Integration of Statistical Methods and Judgment for Time Series Forecasting: Principles from Empirical Research
FORECASTING WITH JUDGMENT, G. Wright and P. Goodwin, eds., John Wiley & Sons Ltd., 269-293, 1998
33 Pages Posted: 22 Jul 2008 Last revised: 22 Jul 2008
Abstract
We consider how judgment and statistical methods should be integrated for time-series forecasting. Our review of published empirical research identified 47 studies, all but four published since 1985. Five procedures were identified: revising judgment; combining forecasts; revising extrapolations; rule-based forecasting; and econometric forecasting. This literature suggests that integration generally improves accuracy when the experts have domain knowledge and when significant trends are involved. Integration is valuable to the extent that judgments are used as inputs to the statistical methods, that they contain additional relevant information, and that the integration scheme is well structured. The choice of an integration approach can have a substantial impact on the accuracy of the resulting forecasts. Integration harms accuracy when judgment is biased or its use is unstructured.

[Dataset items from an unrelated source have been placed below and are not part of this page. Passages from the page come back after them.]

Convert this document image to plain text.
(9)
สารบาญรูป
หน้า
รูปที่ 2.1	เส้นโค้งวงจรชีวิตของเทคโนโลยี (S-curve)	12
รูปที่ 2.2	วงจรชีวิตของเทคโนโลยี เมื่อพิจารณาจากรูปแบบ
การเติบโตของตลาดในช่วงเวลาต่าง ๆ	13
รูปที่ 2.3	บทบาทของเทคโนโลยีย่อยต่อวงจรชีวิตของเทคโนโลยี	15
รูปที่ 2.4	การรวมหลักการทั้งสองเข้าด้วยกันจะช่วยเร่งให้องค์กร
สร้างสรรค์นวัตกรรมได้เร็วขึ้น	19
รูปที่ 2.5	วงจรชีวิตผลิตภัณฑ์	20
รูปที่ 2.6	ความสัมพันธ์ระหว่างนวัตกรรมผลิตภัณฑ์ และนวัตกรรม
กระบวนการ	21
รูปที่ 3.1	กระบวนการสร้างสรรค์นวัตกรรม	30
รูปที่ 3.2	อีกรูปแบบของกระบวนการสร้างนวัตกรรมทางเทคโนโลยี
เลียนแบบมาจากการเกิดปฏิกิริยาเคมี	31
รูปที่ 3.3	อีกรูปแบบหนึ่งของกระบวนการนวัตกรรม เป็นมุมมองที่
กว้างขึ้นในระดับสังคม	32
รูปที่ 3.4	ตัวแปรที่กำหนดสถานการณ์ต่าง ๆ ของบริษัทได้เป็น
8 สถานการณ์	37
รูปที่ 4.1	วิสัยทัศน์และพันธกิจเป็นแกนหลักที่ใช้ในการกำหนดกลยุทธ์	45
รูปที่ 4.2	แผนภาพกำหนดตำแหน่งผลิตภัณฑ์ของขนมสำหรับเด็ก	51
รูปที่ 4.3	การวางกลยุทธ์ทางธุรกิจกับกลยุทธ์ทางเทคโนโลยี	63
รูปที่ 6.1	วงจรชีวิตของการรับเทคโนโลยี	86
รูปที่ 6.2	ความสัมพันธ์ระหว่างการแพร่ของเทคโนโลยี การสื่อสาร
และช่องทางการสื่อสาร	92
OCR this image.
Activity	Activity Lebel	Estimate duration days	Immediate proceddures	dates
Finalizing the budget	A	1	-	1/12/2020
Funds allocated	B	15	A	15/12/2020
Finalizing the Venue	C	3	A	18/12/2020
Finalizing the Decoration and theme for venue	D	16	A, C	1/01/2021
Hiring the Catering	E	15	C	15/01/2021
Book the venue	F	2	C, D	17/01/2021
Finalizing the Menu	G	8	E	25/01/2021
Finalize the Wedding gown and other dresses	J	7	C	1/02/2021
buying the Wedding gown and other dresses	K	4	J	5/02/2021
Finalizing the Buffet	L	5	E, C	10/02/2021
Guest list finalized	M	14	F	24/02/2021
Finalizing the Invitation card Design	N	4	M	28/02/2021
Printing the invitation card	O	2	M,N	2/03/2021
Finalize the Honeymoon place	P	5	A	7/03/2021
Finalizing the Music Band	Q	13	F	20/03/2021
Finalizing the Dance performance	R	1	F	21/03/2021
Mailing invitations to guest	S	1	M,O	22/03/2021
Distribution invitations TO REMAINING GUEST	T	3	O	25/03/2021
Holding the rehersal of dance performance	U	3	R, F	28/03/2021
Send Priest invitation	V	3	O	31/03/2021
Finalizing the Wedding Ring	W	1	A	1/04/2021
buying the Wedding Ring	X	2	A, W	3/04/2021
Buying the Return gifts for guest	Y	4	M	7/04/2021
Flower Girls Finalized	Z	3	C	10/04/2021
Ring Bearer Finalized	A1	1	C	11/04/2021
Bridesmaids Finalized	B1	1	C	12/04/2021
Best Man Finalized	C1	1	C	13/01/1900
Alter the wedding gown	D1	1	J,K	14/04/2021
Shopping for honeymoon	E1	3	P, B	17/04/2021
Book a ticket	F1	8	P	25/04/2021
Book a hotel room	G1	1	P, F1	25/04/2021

Equal-weights combining should be regarded as the benchmark and it is especially appropriate where series have high uncertainty or high instability. When the historical data involve high uncertainty or high instability, we recommend revising judgment, revising extrapolations, or combining. When good domain knowledge is available for the future as well as for the past, we recommend rule-based forecasting or econometric methods.